Looking at the list, the first thing that strikes me is that they are a motley collection. The second is the boldness. Sometimes the young are bold and the old grow cautious. I think I’ve moved in the opposite direction. Some of them are acutely personal, for the very good reason that, now I am old, I can’t see any reason to worry about my own individuality because everything I know about myself is replicated by things I know about other people. I don’t actually believe that all people are the same, but we have so much in common that, were we to be blown to bits by an explosion and then reassembled, I’m confident that pieces of everybody would get mixed up in the reconstruction.
A silly idea, you may well think, but that’s another feature of the events in these librettos: they’re quite often silly.
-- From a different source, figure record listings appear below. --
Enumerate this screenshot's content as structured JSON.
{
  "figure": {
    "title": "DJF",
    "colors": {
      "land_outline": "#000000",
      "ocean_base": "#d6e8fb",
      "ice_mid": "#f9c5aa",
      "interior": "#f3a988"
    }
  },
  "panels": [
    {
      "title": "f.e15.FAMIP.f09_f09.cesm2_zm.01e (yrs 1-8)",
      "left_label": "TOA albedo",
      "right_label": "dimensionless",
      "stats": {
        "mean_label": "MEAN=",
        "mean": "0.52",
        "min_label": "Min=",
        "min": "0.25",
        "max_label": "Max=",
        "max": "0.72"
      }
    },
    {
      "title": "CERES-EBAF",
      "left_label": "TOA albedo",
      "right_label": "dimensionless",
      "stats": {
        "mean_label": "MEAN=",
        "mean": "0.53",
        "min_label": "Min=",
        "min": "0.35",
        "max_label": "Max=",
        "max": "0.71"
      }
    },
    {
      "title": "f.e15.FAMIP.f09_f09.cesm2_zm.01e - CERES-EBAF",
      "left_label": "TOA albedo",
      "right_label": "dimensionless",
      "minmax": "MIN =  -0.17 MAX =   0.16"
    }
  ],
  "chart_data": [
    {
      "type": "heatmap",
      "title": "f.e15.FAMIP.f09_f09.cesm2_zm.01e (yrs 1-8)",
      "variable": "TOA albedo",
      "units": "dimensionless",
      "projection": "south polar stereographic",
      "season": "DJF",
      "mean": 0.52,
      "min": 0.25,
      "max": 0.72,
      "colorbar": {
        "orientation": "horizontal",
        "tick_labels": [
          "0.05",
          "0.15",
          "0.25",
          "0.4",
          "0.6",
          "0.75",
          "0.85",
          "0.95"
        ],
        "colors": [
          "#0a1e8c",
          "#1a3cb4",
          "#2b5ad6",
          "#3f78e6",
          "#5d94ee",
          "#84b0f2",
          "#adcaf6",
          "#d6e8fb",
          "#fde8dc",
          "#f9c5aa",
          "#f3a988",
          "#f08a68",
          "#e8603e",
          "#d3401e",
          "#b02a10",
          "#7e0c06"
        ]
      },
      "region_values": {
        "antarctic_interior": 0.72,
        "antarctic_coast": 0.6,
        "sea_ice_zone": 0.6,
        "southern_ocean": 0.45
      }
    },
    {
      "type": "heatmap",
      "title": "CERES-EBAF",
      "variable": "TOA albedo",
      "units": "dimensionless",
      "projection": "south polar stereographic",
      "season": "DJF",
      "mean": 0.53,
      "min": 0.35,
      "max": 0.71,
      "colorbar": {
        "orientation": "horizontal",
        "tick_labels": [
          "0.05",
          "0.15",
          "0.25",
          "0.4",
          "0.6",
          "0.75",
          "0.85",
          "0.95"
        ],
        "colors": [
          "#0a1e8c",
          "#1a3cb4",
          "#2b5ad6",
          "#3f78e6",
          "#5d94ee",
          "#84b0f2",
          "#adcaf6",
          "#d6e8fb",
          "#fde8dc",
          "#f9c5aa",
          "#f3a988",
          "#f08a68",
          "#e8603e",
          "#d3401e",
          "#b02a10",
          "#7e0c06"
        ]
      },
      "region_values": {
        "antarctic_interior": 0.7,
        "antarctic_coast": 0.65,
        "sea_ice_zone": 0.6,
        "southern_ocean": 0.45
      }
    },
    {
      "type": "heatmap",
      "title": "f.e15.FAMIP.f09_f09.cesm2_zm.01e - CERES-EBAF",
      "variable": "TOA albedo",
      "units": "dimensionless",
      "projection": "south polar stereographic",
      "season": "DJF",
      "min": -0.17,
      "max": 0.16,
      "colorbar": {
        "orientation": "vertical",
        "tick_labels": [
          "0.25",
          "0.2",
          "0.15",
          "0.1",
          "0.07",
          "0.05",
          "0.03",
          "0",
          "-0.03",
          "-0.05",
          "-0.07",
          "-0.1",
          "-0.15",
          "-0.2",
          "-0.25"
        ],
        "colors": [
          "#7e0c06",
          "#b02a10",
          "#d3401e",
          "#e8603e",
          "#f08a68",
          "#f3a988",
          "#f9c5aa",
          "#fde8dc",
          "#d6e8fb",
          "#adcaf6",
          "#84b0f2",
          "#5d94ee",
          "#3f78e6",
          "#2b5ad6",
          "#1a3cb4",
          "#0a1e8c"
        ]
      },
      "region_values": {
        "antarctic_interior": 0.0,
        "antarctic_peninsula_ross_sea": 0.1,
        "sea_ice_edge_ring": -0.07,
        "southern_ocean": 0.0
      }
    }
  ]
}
The Water Tower is a good example, and so is The Endeavour. Both of these, by the way, have important parts for aboriginal people, a sign that the older civilisation, in ruins for two hundred years, is coming back into the consciousness even of those who welcomed the obliteration of the black people. This merger, or re-emerger, will keep going, I have no doubt. What it will produce I won’t be around to see, and I regret this profoundly. I am an optimist and I expect my country to improve, though heaven knows why I think such a thought. This optimism underlies This Enchanted World, the libretto that gives the collection its title, in which events suggest that the world is almost beyond improvement. So many disastrous things happen! Yet a few optimistic spirits drive things forward, and are willing to leave ‘heaven’ and return to earth, again and again, to keep things moving.
This too is silly, I suppose, but one of the benefits of writing in one’s third period (to borrow an idea from Shakespeare and Beethoven, two of humanity’s gods), is that one feels confident in picking up things one wrote about earlier and taking them further, further, much further than one had taken them before.
I say this because, searching through my earlier works to see if there are models for This Enchanted World, I find myself reconsidering Hail and Farewell! An Evocation of Gippsland. This was my first published book and I was very proud when it came into the shops, a published book by my own hand. I thought I was a writer, not realising that one is only a writer when one writes without thinking about the self behind the writing. The best thing about my Gippsland book is that for the most part I let the people and places of Gippsland speak for themselves. Oddly enough, this same characteristic runs through this latest collection of librettos. Each presents an event or an idea and lets it run until its meaning is made visible, at which point the action stops. The Danish composer Carl Nielsen once said that when there is a silent bar in music the listener should imagine – I think he should have said realise – that the music is going on in another place. I would like readers of these librettos to have such a feeling at the point where each one ends. This is an idea that might run a long way yet!
I concluded my Introduction to the collection by saying that the librettos have presented me with a challenge which I, in turn, pass on. ‘Do what you can with them, dear reader. They’re full of an old man’s ideas of reverence, which he hopes to share’.